# Panel Cover Paint



## reiling3 (Jun 23, 2009)

I have a few GE panel covers that got beat up a little bit during shipping. Have any of you guys had any luck touching up with a rattle can or small brush? Any specific brand/color of paint to use? Thanks.


----------



## MechanicalDVR (Dec 29, 2007)

reiling3 said:


> I have a few GE panel covers that got beat up a little bit during shipping. Have any of you guys had any luck touching up with a rattle can or small brush? Any specific brand/color of paint to use? Thanks.


 
I have seen a few guys redo them, didn't look bad.


----------



## KayJay (Jan 20, 2008)

I’ve used the Benjamin Moore "Dover Grey" quick dry spray paint for indoor panels and covers before and it looked great. I don’t use GE, so they may be different, but it was a near perfect match to the OEM color on them. Just be sure not to spray paint over any of the factory labels.
Some guys would argue that painting a panel or cover somehow violates the listing, but to that I say scratches and surface rust are not part of the listing either.


----------



## oldtimer (Jun 10, 2010)

reiling3 said:


> I have a few GE panel covers that got beat up a little bit during shipping. Have any of you guys had any luck touching up with a rattle can or small brush? Any specific brand/color of paint to use? Thanks.

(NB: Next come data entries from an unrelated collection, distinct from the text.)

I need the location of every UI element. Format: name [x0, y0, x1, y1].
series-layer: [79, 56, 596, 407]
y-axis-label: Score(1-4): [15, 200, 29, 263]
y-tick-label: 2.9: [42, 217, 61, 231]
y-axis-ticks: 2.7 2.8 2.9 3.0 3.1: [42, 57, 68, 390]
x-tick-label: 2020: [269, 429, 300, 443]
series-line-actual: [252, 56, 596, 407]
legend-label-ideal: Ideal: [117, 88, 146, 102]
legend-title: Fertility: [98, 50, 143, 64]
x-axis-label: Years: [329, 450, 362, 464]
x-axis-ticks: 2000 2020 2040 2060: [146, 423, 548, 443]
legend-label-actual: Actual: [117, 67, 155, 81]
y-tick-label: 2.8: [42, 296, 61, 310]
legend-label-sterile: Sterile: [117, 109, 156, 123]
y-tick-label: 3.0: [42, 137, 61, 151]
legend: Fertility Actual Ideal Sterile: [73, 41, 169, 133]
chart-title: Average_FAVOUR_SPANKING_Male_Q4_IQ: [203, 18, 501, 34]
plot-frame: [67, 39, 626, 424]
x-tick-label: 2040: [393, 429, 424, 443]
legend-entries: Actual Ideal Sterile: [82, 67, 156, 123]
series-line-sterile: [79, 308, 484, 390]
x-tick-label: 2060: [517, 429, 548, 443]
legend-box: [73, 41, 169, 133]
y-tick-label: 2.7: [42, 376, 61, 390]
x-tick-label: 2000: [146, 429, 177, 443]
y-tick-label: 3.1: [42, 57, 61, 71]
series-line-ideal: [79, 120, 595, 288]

 There was a spray paint available from the suppliers years ago.

I believe it was G.E. Glyptal Grey. Maybe I have that spelled wrong!

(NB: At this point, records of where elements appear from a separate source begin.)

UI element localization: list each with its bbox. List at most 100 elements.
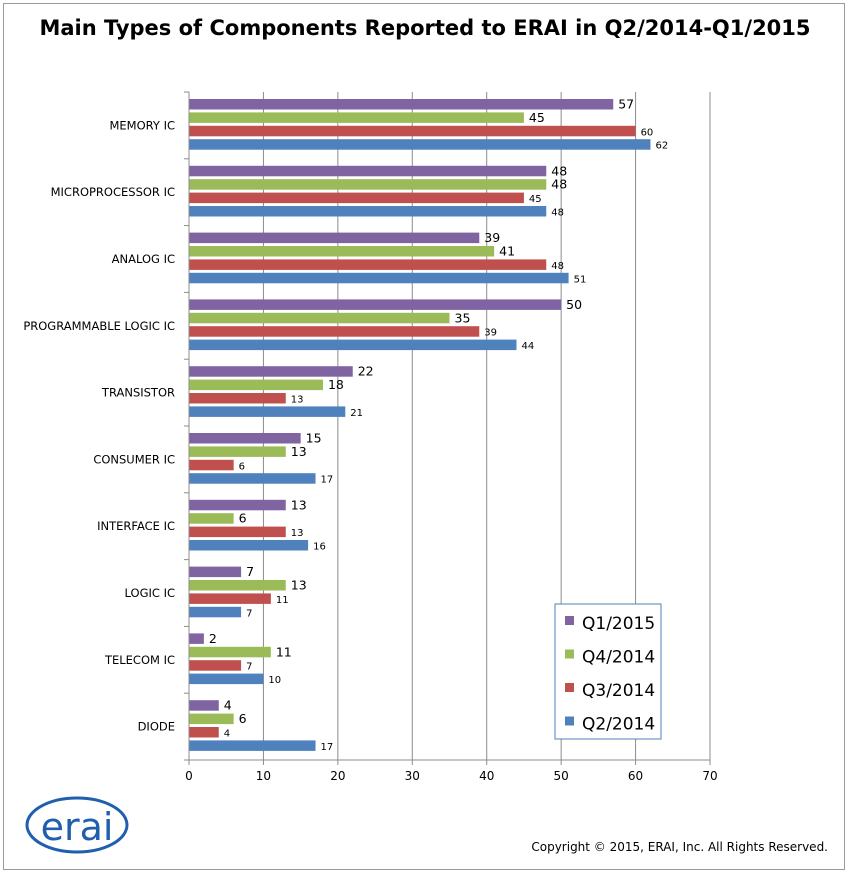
bar-Q4-2014-0 — [189, 112, 524, 123]
bar-Q2-2014-1 — [189, 206, 547, 217]
bar-Q3-2014-0 — [189, 125, 636, 137]
data-label: 11 — [276, 595, 289, 606]
erai-logo: erai — [25, 796, 129, 854]
category-label: CONSUMER IC — [93, 452, 175, 466]
x-tick-label-50: 50 — [554, 769, 569, 783]
copyright-text: Copyright © 2015, ERAI, Inc. All Rights … — [531, 840, 828, 854]
category-label: INTERFACE IC — [97, 519, 175, 533]
data-label: 2 — [209, 631, 217, 646]
bar-Q1-2015-5 — [189, 433, 301, 444]
x-tick-label-30: 30 — [405, 769, 420, 783]
bar-Q4-2014-1 — [189, 179, 547, 190]
data-label: 35 — [455, 310, 471, 325]
bar-Q1-2015-0 — [189, 99, 614, 110]
axes: 0 10 20 30 40 50 60 70 MEMORY IC MICROPROCESSOR I… — [23, 91, 718, 783]
data-label: 62 — [655, 141, 668, 152]
bar-Q3-2014-5 — [189, 459, 234, 471]
data-label: 17 — [321, 475, 334, 486]
data-label: 60 — [641, 127, 654, 138]
bar-Q4-2014-9 — [189, 713, 234, 725]
bar-Q2-2014-4 — [189, 406, 346, 417]
bar-Q4-2014-7 — [189, 580, 286, 591]
bar-Q4-2014-4 — [189, 379, 323, 391]
bar-Q1-2015-9 — [189, 700, 219, 711]
legend-swatch-Q1-2015 — [565, 616, 574, 625]
data-label: 39 — [484, 230, 500, 245]
bar-Q2-2014-7 — [189, 606, 242, 618]
data-labels: 5748395022151372445484135181361311660454… — [209, 97, 668, 753]
x-tick-label-20: 20 — [330, 769, 345, 783]
category-label: LOGIC IC — [125, 586, 175, 600]
bar-Q1-2015-1 — [189, 165, 547, 177]
logo-text: erai — [41, 805, 114, 849]
bar-Q4-2014-3 — [189, 312, 450, 324]
bar-Q1-2015-2 — [189, 232, 480, 244]
category-label: PROGRAMMABLE LOGIC IC — [23, 319, 175, 333]
bar-Q3-2014-2 — [189, 259, 547, 270]
category-label: MICROPROCESSOR IC — [51, 185, 175, 199]
data-label: 44 — [521, 341, 534, 352]
data-label: 4 — [224, 729, 230, 740]
data-label: 6 — [239, 511, 247, 526]
category-label: TELECOM IC — [104, 653, 175, 667]
data-label: 41 — [499, 244, 515, 259]
legend-swatch-Q3-2014 — [565, 683, 574, 692]
data-label: 6 — [239, 461, 245, 472]
data-label: 7 — [246, 662, 252, 673]
data-label: 11 — [276, 644, 292, 659]
data-label: 13 — [291, 578, 307, 593]
data-label: 13 — [291, 395, 304, 406]
data-label: 16 — [313, 542, 326, 553]
data-label: 45 — [529, 110, 545, 125]
data-label: 18 — [328, 377, 344, 392]
bar-Q1-2015-8 — [189, 633, 204, 644]
legend: Q1/2015 Q4/2014 Q3/2014 Q2/2014 — [554, 603, 662, 740]
bar-Q2-2014-8 — [189, 673, 264, 685]
data-label: 50 — [566, 297, 582, 312]
bar-Q3-2014-3 — [189, 326, 480, 337]
data-label: 51 — [574, 274, 587, 285]
x-tick-label-70: 70 — [702, 769, 717, 783]
legend-swatch-Q4-2014 — [565, 649, 574, 659]
data-label: 48 — [551, 163, 567, 178]
bar-Q2-2014-9 — [189, 740, 316, 751]
bar-Q4-2014-6 — [189, 513, 234, 524]
chart-title: Main Types of Components Reported to ERA… — [39, 16, 811, 40]
bar-Q1-2015-6 — [189, 499, 286, 511]
bar-Q3-2014-4 — [189, 393, 286, 404]
bar-Q4-2014-8 — [189, 646, 271, 658]
data-label: 13 — [291, 444, 307, 459]
data-label: 13 — [291, 528, 304, 539]
bar-Q3-2014-6 — [189, 526, 286, 538]
bar-Q2-2014-0 — [189, 139, 651, 150]
data-label: 45 — [529, 194, 542, 205]
category-label: DIODE — [138, 720, 175, 734]
category-label: TRANSISTOR — [101, 386, 175, 400]
x-tick-label-10: 10 — [256, 769, 271, 783]
data-label: 22 — [358, 364, 374, 379]
bar-Q1-2015-4 — [189, 366, 353, 377]
x-tick-label-60: 60 — [628, 769, 643, 783]
bar-Q3-2014-1 — [189, 192, 524, 204]
data-label: 7 — [246, 564, 254, 579]
bar-Q1-2015-3 — [189, 299, 562, 310]
data-label: 10 — [268, 675, 281, 686]
bar-Q4-2014-5 — [189, 446, 286, 457]
bar-Q2-2014-5 — [189, 473, 316, 484]
data-label: 21 — [350, 408, 363, 419]
category-label: MEMORY IC — [109, 118, 175, 132]
data-label: 48 — [551, 208, 564, 219]
legend-swatch-Q2-2014 — [565, 716, 574, 726]
data-label: 13 — [291, 497, 307, 512]
legend-label: Q4/2014 — [582, 648, 655, 668]
legend-label: Q1/2015 — [582, 614, 655, 634]
data-label: 48 — [551, 177, 567, 192]
data-label: 15 — [306, 431, 322, 446]
category-label: ANALOG IC — [112, 252, 175, 266]
data-label: 57 — [618, 97, 634, 112]
legend-label: Q2/2014 — [582, 715, 655, 735]
bar-Q1-2015-7 — [189, 566, 242, 578]
x-tick-label-0: 0 — [185, 769, 193, 783]
bar-Q2-2014-2 — [189, 272, 569, 284]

Is this product still available?

I have not seen it in many years!

OR, am I that old? :001_unsure:


----------



## Mr Rewire (Jan 15, 2011)

It is easier just to paint the whole cover than try and match a paint.


----------



## Mr. Sparkle (Jan 27, 2009)

Mr Rewire said:


> It is easier just to paint the whole cover than try and match a paint.


Yeah, same goes for work vans.


----------



## MechanicalDVR (Dec 29, 2007)

I believe the color is DOVE GRAY.

http://www.grainger.com/Grainger/RU..._-Paints-_-4CH76&ci_src=14110944&ci_sku=4CH76


----------



## Magnettica (Jan 23, 2007)

GE is crap.


----------



## reiling3 (Jun 23, 2009)

Personal opinions of manufacturers are irrelevant in my position. My job is to install, make everything operate according to spec, and not look like sh*t. I have no problems with GE. Thanks for the info guys.


----------



## MF Dagger (Dec 24, 2007)

Last cover i got from GE was so dented up and mangled I made them send out a new one. Box was in pristine shape though so it left the factory looking that way.


----------



## knowshorts (Jan 9, 2009)

Whenever I get a damaged panel or it doesn't meg out, I immediately call my supplier and exchange it. He can send me all the paint or replacement parts in the world, but I am buying a brand new piece of equipment and I expect it to be perfect.


----------



## CWOODS (7 mo ago)

ANYONE KNOW WHERE I CAN FIND A COVER PLATE FOR A GE TLM2020RCU


----------